Tim Seleksi KPID Tegaskan Penerimaan Calon Sesuai Aturan

Wartaniaga.com, Banjarmasin Penyelenggaraan penerimaan calon anggota Komisi Penyiaran Indonesia Daerah (KPID) Provinsi Kalimantan Selatan dipastikan tidak terjadi kecurangan.

Ketua Tim Seleksi Calon Anggota KPID Kalsel, Prof. Dr. H A Hafiz Anshary AZ, MA mengatakan, sebelumnya beberapa peserta yang dinyatakan tidak lolos seleksi menyampaikan surat klarifikasi kepada Dewan Perwakilan Rakyat Daerah (DPRD) Kalsel.

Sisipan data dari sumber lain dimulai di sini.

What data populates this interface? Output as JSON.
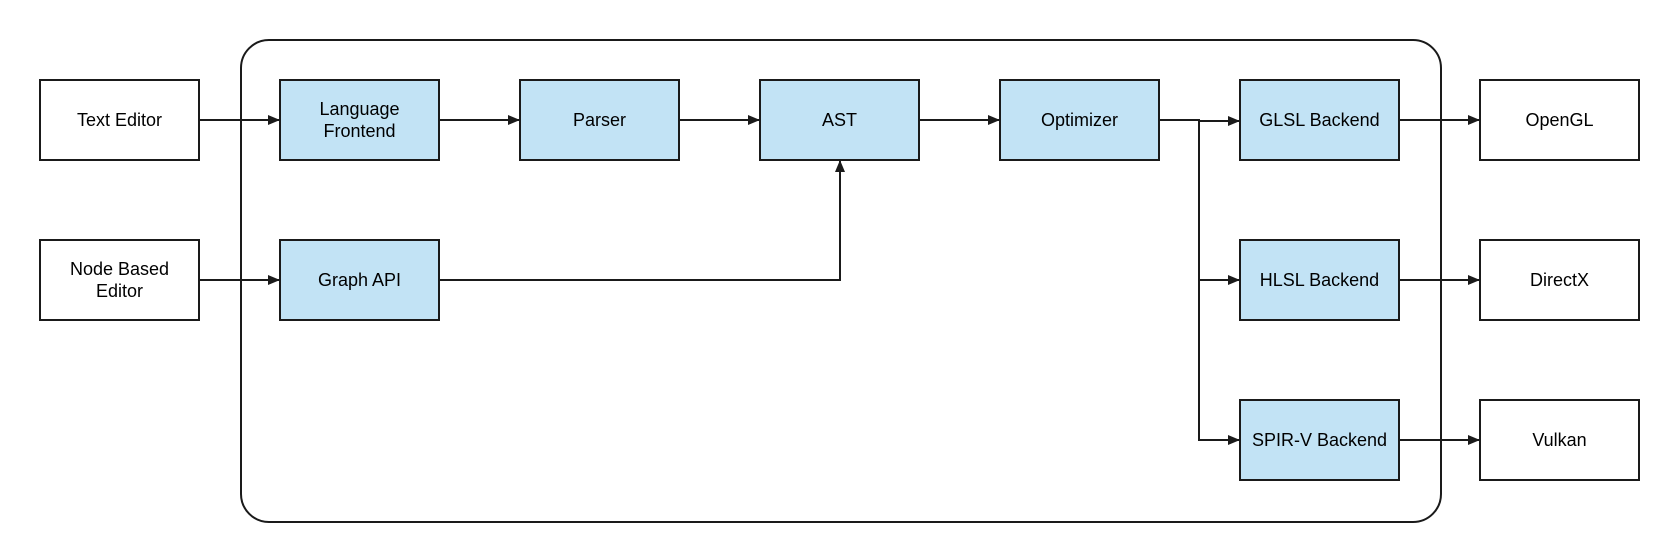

“Kita sudah memberikan klarifikasi, InsyaAllah semua proses seleksi tidak ada kecurangan,” ucapnya, Rabu (19/5).

Ia mengatakan, dalam proses ditemukan beberapa kendala akan tetapi hal tersebut tidak mempengaruhi nilai yang didapat oleh setiap peserta.

“Kendala itu, kami jadikan pelajaran untuk lebih memperbaiki kedepannya,” katanya.

Adapun dari hasil pertemuan dengan Komisi I DPRD Kalsel, diperoleh keputusan bahwa klarifikasi yang disampaikan dapat diterima, dan mendorong Panitia Seleksi Calon Anggota KPID Kalsel untuk meneruskan ketahap selanjutnya.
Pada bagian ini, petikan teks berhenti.